While warnings about vague threats are common, Miami Police Chief John Timoney said there have been only four that singled out the Miami area in his nine-month tenure.
He and Miami Mayor Manny Diaz, appearing together at Miami City Hall on Tuesday, emphasized that they are boosting patrols only as a precaution.
“The FBI does not believe this is credible and it should not be cause for panic or fear,” Diaz said. “It’s not the first or the last time this is going to happen in today’s world.”
Miami police issued a press release about the warning late Monday because word leaked after the department contacted private security at institutions including “colleges, the hotel industry, and downtown businesses,” which is protocol, Timoney said.
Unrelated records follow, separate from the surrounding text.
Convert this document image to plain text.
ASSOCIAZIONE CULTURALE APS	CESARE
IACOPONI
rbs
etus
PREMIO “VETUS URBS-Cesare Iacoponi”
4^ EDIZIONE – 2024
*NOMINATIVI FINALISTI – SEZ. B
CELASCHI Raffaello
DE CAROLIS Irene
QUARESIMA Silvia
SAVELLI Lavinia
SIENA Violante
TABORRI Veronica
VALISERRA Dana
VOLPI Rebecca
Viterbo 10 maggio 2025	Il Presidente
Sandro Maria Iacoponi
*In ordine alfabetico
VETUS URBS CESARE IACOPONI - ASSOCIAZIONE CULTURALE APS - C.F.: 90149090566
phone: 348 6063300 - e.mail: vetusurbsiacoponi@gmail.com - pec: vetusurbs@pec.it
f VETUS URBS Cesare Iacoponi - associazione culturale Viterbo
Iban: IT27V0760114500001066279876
Timoney said the most recent threat, which the FBI passed to the city last week, mentioned Miami and a certain day, apparently sometime this week.
However, he said, rumors among law enforcement officials that authorities had been specifically warned about a suicide bombing were “a misinterpretation.”
Source not identified
Timoney said the source of the threat was intelligence gathered in North Africa but provided no other details.
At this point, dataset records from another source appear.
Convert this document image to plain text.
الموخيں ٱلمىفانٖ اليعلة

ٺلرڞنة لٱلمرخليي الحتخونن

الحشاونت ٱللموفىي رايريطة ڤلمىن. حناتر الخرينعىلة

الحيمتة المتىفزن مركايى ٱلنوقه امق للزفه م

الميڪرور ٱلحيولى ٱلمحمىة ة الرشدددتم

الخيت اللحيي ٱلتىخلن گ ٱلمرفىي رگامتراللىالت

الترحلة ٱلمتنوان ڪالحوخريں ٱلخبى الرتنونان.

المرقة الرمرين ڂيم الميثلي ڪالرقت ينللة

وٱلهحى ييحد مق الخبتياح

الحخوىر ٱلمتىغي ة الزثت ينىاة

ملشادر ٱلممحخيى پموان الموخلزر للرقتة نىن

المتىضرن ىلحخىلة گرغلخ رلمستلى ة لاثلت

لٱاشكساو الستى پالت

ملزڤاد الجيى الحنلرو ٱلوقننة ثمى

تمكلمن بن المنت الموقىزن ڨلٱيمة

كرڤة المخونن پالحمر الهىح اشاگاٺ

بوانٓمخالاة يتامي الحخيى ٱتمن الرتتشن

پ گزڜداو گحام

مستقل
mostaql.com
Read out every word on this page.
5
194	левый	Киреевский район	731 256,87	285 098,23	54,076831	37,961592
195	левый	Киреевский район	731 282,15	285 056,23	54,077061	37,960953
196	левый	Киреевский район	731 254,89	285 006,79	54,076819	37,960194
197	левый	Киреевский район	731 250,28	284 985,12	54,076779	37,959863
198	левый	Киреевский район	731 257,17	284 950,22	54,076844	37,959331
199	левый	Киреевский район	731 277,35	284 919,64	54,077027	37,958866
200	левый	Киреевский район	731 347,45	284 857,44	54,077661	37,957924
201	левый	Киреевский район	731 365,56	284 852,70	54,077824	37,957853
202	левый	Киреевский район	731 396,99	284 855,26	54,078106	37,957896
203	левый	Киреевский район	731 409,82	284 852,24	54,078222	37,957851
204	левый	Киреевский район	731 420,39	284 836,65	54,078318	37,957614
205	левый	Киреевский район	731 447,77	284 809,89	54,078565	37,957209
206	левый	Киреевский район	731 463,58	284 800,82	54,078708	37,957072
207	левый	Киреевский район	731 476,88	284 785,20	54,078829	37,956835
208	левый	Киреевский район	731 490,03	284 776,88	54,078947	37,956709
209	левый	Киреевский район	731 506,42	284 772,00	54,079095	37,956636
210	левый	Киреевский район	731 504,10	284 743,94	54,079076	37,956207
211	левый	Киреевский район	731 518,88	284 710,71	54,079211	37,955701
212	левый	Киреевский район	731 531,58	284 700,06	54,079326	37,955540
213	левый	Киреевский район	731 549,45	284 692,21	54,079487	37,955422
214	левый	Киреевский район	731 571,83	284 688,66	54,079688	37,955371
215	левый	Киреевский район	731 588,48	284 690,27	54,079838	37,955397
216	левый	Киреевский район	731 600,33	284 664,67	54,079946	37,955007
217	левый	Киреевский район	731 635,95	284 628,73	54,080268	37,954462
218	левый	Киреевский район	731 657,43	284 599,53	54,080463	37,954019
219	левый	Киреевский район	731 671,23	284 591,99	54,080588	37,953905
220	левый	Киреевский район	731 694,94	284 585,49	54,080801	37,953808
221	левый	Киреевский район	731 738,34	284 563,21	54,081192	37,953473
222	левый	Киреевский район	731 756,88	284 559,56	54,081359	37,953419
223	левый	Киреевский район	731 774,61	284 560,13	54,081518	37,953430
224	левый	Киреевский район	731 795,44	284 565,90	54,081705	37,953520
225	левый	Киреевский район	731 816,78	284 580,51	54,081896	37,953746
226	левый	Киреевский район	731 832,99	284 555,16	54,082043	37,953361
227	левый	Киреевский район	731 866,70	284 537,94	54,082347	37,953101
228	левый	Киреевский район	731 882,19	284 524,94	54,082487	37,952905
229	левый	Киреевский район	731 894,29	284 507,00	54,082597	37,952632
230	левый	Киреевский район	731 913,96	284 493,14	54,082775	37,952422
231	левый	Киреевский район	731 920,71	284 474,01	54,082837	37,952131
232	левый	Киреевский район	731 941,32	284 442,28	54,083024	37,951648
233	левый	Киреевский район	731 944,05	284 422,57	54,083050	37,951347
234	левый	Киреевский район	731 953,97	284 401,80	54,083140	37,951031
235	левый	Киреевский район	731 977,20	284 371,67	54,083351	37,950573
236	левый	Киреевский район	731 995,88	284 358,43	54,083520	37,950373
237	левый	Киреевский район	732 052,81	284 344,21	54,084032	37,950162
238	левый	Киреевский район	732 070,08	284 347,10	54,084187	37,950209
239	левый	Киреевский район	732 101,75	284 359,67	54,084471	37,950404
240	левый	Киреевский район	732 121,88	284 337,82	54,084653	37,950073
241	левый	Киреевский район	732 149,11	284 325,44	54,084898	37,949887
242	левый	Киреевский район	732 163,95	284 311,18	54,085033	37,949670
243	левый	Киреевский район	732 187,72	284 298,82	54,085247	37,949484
The United States and Egypt have been partners in the war on terrorism. Also, Libyan leader Moammar Gadhafi has said his country and the United States were exchanging information about the al Qaeda terror network.
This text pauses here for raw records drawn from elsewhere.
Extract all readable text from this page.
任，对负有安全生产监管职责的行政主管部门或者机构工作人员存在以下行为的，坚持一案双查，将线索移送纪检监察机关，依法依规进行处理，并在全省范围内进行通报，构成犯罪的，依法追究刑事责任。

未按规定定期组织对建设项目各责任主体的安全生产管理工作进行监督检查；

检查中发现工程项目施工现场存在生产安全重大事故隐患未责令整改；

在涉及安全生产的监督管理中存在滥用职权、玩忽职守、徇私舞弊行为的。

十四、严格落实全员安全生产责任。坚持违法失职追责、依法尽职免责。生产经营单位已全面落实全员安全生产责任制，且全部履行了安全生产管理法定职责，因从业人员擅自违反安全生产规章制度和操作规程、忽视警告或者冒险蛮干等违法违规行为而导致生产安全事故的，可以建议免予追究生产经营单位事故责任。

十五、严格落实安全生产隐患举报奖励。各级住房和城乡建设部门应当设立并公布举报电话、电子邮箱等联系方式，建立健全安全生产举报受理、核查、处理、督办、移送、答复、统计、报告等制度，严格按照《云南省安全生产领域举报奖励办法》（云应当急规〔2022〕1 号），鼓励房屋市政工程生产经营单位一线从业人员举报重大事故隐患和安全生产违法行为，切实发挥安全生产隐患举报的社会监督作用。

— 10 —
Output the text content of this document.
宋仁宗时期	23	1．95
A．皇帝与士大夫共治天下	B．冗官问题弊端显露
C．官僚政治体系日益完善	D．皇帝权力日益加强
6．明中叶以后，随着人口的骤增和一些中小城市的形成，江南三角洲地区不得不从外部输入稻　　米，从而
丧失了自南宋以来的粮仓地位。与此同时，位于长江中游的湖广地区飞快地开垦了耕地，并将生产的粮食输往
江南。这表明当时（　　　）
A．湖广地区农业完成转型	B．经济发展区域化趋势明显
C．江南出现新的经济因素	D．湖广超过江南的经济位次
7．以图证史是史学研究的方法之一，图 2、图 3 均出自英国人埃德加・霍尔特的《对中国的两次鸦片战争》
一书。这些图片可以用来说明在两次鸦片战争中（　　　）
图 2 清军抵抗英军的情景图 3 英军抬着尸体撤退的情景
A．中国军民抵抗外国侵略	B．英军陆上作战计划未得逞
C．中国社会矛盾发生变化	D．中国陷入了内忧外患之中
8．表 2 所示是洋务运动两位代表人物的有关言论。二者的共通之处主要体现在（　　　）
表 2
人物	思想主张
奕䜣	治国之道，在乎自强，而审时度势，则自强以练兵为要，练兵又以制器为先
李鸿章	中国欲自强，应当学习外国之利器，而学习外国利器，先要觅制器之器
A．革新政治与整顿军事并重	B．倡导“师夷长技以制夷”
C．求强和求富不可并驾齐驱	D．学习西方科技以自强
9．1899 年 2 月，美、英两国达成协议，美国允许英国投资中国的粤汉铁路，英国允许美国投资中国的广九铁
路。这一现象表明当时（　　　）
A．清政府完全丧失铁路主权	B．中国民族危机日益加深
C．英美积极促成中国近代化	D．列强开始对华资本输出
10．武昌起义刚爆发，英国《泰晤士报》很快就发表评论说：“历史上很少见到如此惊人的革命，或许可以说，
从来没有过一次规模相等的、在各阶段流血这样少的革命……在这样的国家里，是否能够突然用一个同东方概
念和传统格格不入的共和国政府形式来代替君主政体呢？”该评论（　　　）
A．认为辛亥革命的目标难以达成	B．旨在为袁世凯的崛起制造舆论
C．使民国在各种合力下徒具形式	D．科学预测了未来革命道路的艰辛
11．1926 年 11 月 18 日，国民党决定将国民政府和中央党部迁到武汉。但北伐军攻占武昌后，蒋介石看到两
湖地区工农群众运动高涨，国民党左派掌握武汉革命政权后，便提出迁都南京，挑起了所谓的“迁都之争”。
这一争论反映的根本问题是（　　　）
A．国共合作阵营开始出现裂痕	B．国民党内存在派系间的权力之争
FBI spokeswoman Judy Orihuela confirmed by phone that the agency did not believe the threat was credible but had passed it on anyway.
“Any major city is going to get its fair share of unsubstantiated threats,” she cautioned.
Orihuela also said she had not been told about a similar but apparently unrelated warning about Miami in recent weeks. Timoney revealed the previously undisclosed threat in a conversation with a Herald reporter after the press conference.
He said only that the earlier threat came “a couple of weeks ago” and had mentioned four cities, of which Miami was one.
The Miami-Dade Police Department declined to comment on whether it also was augmenting its patrols this week.
The nation’s current alert level is yellow or “elevated.” The level has been raised to orange or “high” four times, most recently in May, after terrorist bombings in Saudi Arabia and Morocco.
Earlier this summer, Larry Spring, the city of Miami’s budget chief, said that every time the U.S. Department of Homeland Security goes to orange alert, the city spends $4,500 a day on overtime pay for officers sent to guard high-profile facilities and utilities.
Database tracks threats
Orihuela said the local FBI office created a database to track terrorism threats in November. She said an internal report showed that as of July 2003, nearly 1,800 separate tips had been logged.
About 1,350 were generated by members of the local public reporting suspicious activity, she said, while the rest came from FBI headquarters or other agencies.
More than half the local division’s 420 agents are now tasked to antiterrorism investigations, and one squad is dedicated to running down such tips, she said.
One federal source, speaking on condition of anonymity, said that terrorist false alarms are a growing concern.
`Resources get wasted’
“Look, that’s one of the biggest problems we have today,” the source said. ‘People use the `T’ word and everyone drops everything. It’s like yelling ‘fire’ in a crowded theater. You have to run on it. You have to check it out. You can’t wait for the planes to go into the building. But it’s a problem. A lot of resources get wasted.”
But, given the seriousness of the situation, Orihuela said, the agency encourages people to report any suspicious activity, just in case.
“We’d much rather that people call than worry that their information might turn out not to be true, so we appreciate all the calls that we do get,” she said. “Of course, that’s different from the ones that are intentionally false. We certainly investigate those to the fullest extent and prosecute people who do that.”